Some Richland County Council members call for penny tax audit results to be released

Some say they had to sign a non-disclosure agreement in order to look at the results in January

RICHLAND COUNTY, S.C. (WOLO) —Several Richland County council members want to bring to light where taxpayer dollars towards the Penny Transportation Project have gone.

This comes after some members say they had to sign a non disclosure agreement in order to view the findings of an audit.

In 2017, the Richland County Council called for the accounting firm Cherry Bekaert to do an audit on their Penny Transportation program.

Fast forward to January, where some council members say they could look at the results, but only if they signed a non-disclosure agreement.

Councilman Bill Malinowski said he reluctantly signed the agreement so he could look at the numbers, but he says the firm should not keep the results hidden.

“We asked you to do a service. We paid you to do that service. And if you did it, why don’t we just get it? Why do we have to jump through hoops so to speak to get information that we’ve paid you to provide us,” Malinowski said.

Councilman Joe Walker III put those calls into action by writing a letter to Cherry Bekaert and to Attorney General Alan Wilson to request a release of all relevant documents concerning the audit.

He says it’s the Council’s responsibility to keep their constituents in the loop.

“We turn around and report back to the public that, hey, there is a significant shortfall in this program, estimates range on the low end $50 million and on the high-end $154 million worth of projects that you voted for, that you

Several council members tell ABC Columbia that they are in favor of releasing the information, saying the public should not be kept in the dark when it comes to public transportation projects.

“It’s public money. It’s a public referendum, and now that we’re facing a tremendous shortfall within that program, and some of those promises are not going to be fulfilled, I think it’s important that the public knows exactly where those dollars went,” Walker said.

By writing the letter, Walker says that he wants the council to be seen as more transparent and without a dark cloud of mystery looming over their heads.

“Let’s get it done so this council can face forward, and get to the business of good governance,” said Walker.

In a statement, County Council Vice Chair Dahli Myers says she supports the release of the audit’s results, saying “all of the information related to the Program Development Team (PDT), the Transportation Penny and/or Richland County expenditures belongs to the public. It’s the public’s money.”

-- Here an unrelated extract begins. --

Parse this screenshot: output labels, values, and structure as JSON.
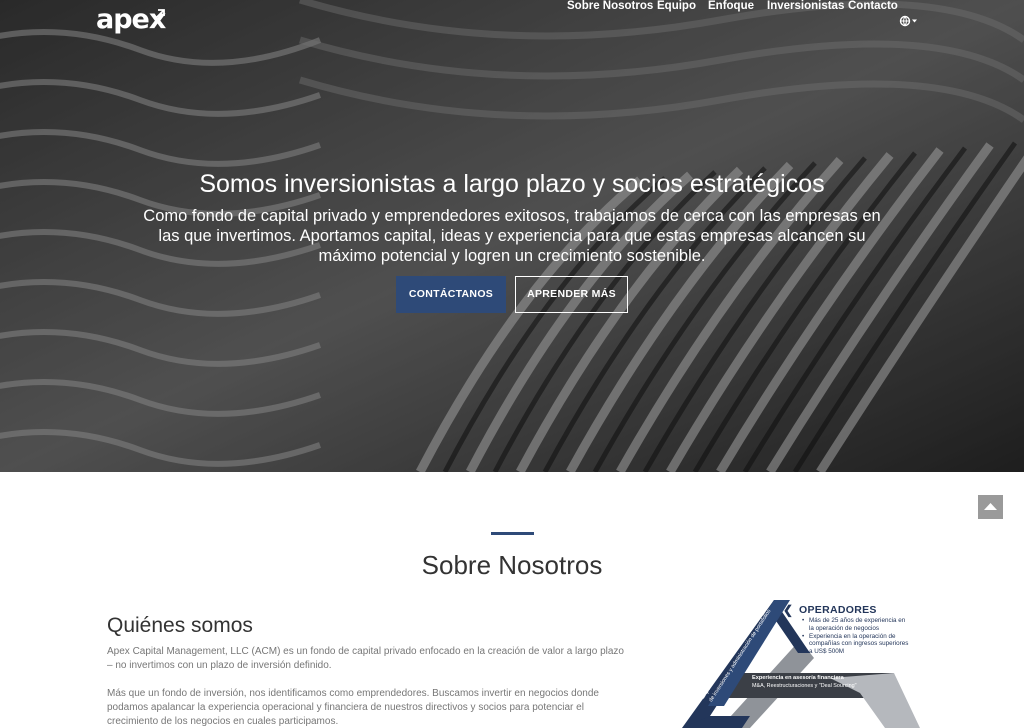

Councilwomen Chakisse Newton and Allison Terracio echoed similar sentiments, saying since the public’s money is being used, they should know the results of the audit.

“Richland County citizens deserve full and complete access to all information to taxpayer funded programs,” Newton said.

Cherry Bekaert did not return our request for comment.

At Thursday’s County Council Meeting, the Council voted 10-1 to have Chairman Paul Livingston send his own letter to the firm requesting all documents pertaining to the audit. 

Livingston did not respond to our request for comment.